The US is New Zealand’s third largest source of overseas visitors, after Australia and the United Kingdom, accounting for 221,000 visitor arrivals in the year to June 2007, 9 percent of total arrivals. In the year to March 2005, US visitors spent $615 million in New Zealand, making the US our third largest source of tourist expenditure. The large majority of visiting Americans are holidaymakers (around 70 percent), with business travellers accounting for close to 10 percent. Investment

New Zealand and the United States have a well-founded investment partnership.

In 2005, the stock of US investment in New Zealand totalled $40.7 billion (18.2 percent of total foreign investment in New Zealand). New Zealand investment in the United States totalled $20.1 billion (23.7 percent of total overseas investment). Portfolio investment makes up the bulk of investment in both directions.

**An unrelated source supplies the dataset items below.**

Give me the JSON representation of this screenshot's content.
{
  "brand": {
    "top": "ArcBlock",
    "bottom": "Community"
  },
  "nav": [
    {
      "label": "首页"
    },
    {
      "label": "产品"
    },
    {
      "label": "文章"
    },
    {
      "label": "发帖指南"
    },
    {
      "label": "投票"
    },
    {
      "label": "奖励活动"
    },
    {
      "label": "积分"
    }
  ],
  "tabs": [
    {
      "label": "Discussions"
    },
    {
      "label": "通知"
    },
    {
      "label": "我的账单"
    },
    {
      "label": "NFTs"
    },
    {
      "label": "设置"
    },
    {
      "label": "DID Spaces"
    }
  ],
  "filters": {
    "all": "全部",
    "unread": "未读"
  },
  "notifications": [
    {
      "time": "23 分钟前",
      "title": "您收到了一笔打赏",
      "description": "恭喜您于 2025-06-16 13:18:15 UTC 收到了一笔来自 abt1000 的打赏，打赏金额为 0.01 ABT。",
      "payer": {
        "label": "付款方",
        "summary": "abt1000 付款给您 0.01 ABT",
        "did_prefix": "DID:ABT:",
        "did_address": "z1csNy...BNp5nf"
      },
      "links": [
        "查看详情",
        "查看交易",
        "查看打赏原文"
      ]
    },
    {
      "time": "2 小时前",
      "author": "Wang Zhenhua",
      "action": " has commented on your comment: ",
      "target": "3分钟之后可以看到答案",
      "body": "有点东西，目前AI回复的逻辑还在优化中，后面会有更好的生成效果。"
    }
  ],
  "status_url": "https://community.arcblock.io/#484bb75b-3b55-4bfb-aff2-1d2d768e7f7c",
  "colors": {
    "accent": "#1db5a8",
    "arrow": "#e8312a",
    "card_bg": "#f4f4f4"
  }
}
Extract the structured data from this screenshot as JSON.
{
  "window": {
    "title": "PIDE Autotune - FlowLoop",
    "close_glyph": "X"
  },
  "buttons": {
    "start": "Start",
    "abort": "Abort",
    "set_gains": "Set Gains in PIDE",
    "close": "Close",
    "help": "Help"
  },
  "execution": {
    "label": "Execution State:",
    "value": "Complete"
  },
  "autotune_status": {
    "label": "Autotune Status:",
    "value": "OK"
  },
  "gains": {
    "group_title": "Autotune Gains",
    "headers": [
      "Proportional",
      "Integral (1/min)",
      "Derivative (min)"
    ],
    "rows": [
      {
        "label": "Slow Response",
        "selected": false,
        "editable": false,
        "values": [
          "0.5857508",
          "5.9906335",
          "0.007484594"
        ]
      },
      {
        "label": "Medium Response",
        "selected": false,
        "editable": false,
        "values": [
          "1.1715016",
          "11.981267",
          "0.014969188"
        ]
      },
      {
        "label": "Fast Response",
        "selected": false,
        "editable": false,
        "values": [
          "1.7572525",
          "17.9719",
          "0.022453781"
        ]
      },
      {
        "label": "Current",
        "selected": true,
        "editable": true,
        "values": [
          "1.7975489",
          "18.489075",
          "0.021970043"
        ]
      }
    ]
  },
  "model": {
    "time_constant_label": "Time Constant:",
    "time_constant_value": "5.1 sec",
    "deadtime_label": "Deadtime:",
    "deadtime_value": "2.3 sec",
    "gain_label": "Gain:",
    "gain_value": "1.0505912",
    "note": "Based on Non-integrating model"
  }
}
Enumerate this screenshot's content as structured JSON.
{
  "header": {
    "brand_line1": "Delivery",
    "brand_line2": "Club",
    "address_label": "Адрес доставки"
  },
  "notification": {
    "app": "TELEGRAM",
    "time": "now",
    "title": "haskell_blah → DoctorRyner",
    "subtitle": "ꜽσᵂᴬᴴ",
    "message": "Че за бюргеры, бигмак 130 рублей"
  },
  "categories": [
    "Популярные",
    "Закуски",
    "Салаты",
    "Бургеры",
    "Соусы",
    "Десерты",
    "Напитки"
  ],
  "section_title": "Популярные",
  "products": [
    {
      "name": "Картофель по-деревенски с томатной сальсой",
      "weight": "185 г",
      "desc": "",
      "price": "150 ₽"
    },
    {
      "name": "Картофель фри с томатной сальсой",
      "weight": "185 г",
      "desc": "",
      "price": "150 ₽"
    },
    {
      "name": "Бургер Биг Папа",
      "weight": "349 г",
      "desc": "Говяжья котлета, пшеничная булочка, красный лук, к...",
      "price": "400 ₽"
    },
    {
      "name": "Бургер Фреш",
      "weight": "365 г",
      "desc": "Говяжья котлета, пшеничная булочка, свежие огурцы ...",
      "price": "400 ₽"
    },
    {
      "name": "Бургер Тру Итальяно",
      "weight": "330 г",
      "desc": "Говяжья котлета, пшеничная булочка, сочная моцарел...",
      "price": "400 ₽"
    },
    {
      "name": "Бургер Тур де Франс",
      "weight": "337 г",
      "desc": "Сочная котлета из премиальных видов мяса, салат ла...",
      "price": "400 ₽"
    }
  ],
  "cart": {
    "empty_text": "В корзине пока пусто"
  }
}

New Zealand outward foreign direct investment flows into the United States in 2005 were estimated at around NZ$1.3 billion (7.1 percent of total outward FDI). During the same period, the United States was estimated as contributing NZ$8.8 billion of inward FDI to New Zealand (11.3 percent of the total).

Major US corporate investors in New Zealand include Rayonier, Hancock, Harvard Management Company, (all in the forestry sector), and Lockheed Martin. Investors in the film industry include Walden Media, NBC Universal and Disney. Major New Zealand investors in the United States include Fisher and Paykel Appliances, Fonterra and Fletcher Building.